悪い言い方をすれば何か敗北のように考えていた部分があった。偏見だった。

違うのだ。「親になる」ことは「こどもの世代から、自分の幼少期とは違った新しい視線で人生を再体験しなおす」ことなのだ。そこには若い世代と関わらないと体験しがたいことがいくらでもあるのだろう。さまざまな出来事に直面するたびに自分を更新していかないと、生活が立ち行かない場面もあるのだろう。

意識しないとアップデートが止まるのは、こどもを産まない(つもりの)わたしの方なのだ。考えてみれば当たり前のことだけど。

こどもが面白がっている作品を見て、自分も面白いと思う。こどもに自分の未知の世界へ連れて行ってもらう。血を分けたこどもに「キュレーター」になってもらうのだ。それだけでこどもを産むことは、控えめに言ってサイコーではないか。

そういえばうちの母もわたしが勧めた米津玄師を聴き込み、あっという間にファンになった。『BANANAFISH』の最終回をみて、翌朝「アッシュともう会えないかと思うと涙が出て夜中飛び起きてしまった」とか言ってた。感性が豊かでうらやましいものである。

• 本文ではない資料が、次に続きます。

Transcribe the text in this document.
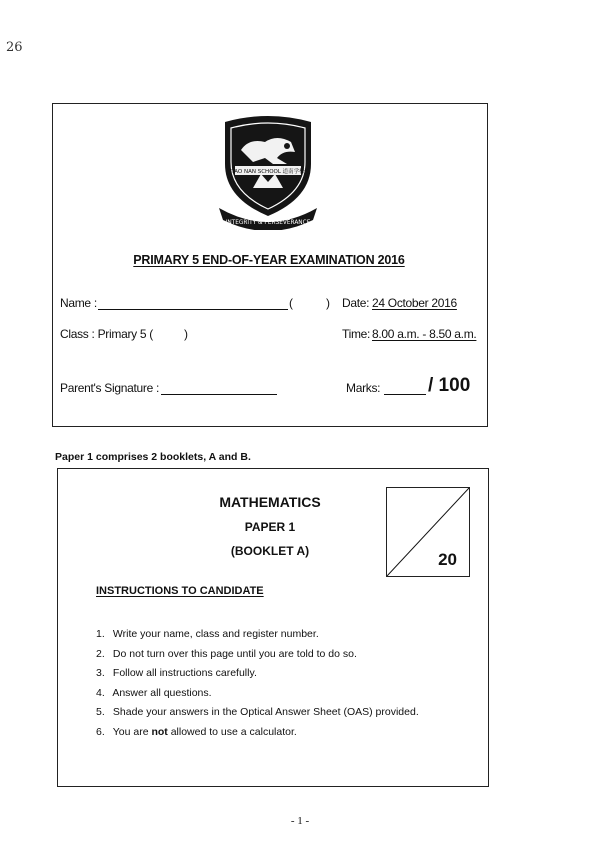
26
TAO NAN SCHOOL 道南学校
INTEGRITY & PERSEVERANCE
PRIMARY 5 END-OF-YEAR EXAMINATION 2016
Name :	(	) Date: 24 October 2016
Class : Primary 5 (	)	Time: 8.00 a.m. - 8.50 a.m.
Parent's Signature :	Marks:	/ 100
Paper 1 comprises 2 booklets, A and B.
MATHEMATICS
PAPER 1
(BOOKLET A)	20
INSTRUCTIONS TO CANDIDATE
1. Write your name, class and register number.
2. Do not turn over this page until you are told to do so.
3. Follow all instructions carefully.
4. Answer all questions.
5. Shade your answers in the Optical Answer Sheet (OAS) provided.
6. You are not allowed to use a calculator.
- 1 -
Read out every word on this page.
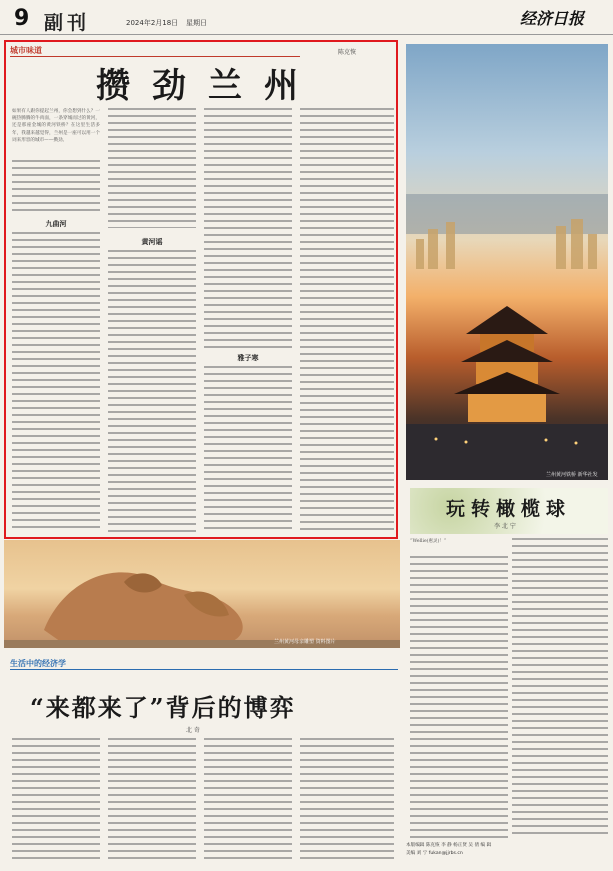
9 副刊	2024年2月18日 星期日	经济日报
城市味道	陈克恢
攒劲兰州
如果有人跟你提起兰州，你会想到什么？一碗热腾腾的牛肉面，一条穿城而过的黄河，还是那座金城的黄河铁桥？在这里生活多年，我越来越觉得，兰州是一座可以用一个词来形容的城市——攒劲。
九曲河
黄河谣
雅子寒
兰州黄河铁桥 新华社发
玩转橄榄球
李 北 宁
“Wellie(惠灵)！”
兰州黄河母亲雕塑 资料图片
生活中的经济学
“来都来了”背后的博弈
北 奇
本版编辑 陈克恢 李 静 杨正贤 吴 倩 编 辑
美编 刘 宁 fukan@jjrbs.cn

一方わたしはといえば仕事の忙しさにかまけて全くアニメを見ていない。人に勧めておいて『BANANAFISH』もしかりである。
もともと神経が異様に高ぶりやすい(アニメを2本見ただけで、夜眠れなくなり、次の日ひどい気鬱に悩まされる)のもあって、新しいことを摂取するのにかなり慎重で「喰わず嫌い」なところがある。

だけど、それではダメなのだ。
常に、新しい文化を摂取する。オタクなのでアニメの例ばかり出してきたが、もちろんそれだけでなく、映画や音楽や、ガジェットなんかもそうだ。
自分が守り、温めてきたものの他に、今流行りのものを積極的に取りこんでいかない限り、新しいアップデートは期待できない。

わたしのなかの『エヴァンゲリオン』や『パシフィック・リム』がAさんにとっての『ファーストガンダム』になる日も近い。
そうなる前に(あるいはもうそうなってしまっているのかもしれないが)貪欲に新たな物語を吸収し、栄養にしていかなくてはならない。

意識的に自分をアップデートする。
そして可能なら、自分が得たものをひとに発信する。
言葉で表明することではじめて、人間は自分の考えていることを自分で正確に知ることができる。ひとから反応を返してもらうことでしか、人間は自分の立ち位置を測れない。ぼっちのわたしでもそれだけは知っている。

わたしは今のところ、こどもを産むつもりはない。
だから、アップデートもキュレーションも、自力で意識的にやっていくしかない。

目の見えない深海魚のように貪欲に口を開けて、明るい海から落ちてきた情報に食らいつく。
ソナー音の反響を注意深く聞くように、自分の位置を確かめる。
それが、文章を書きはじめた理由のひとつでもある。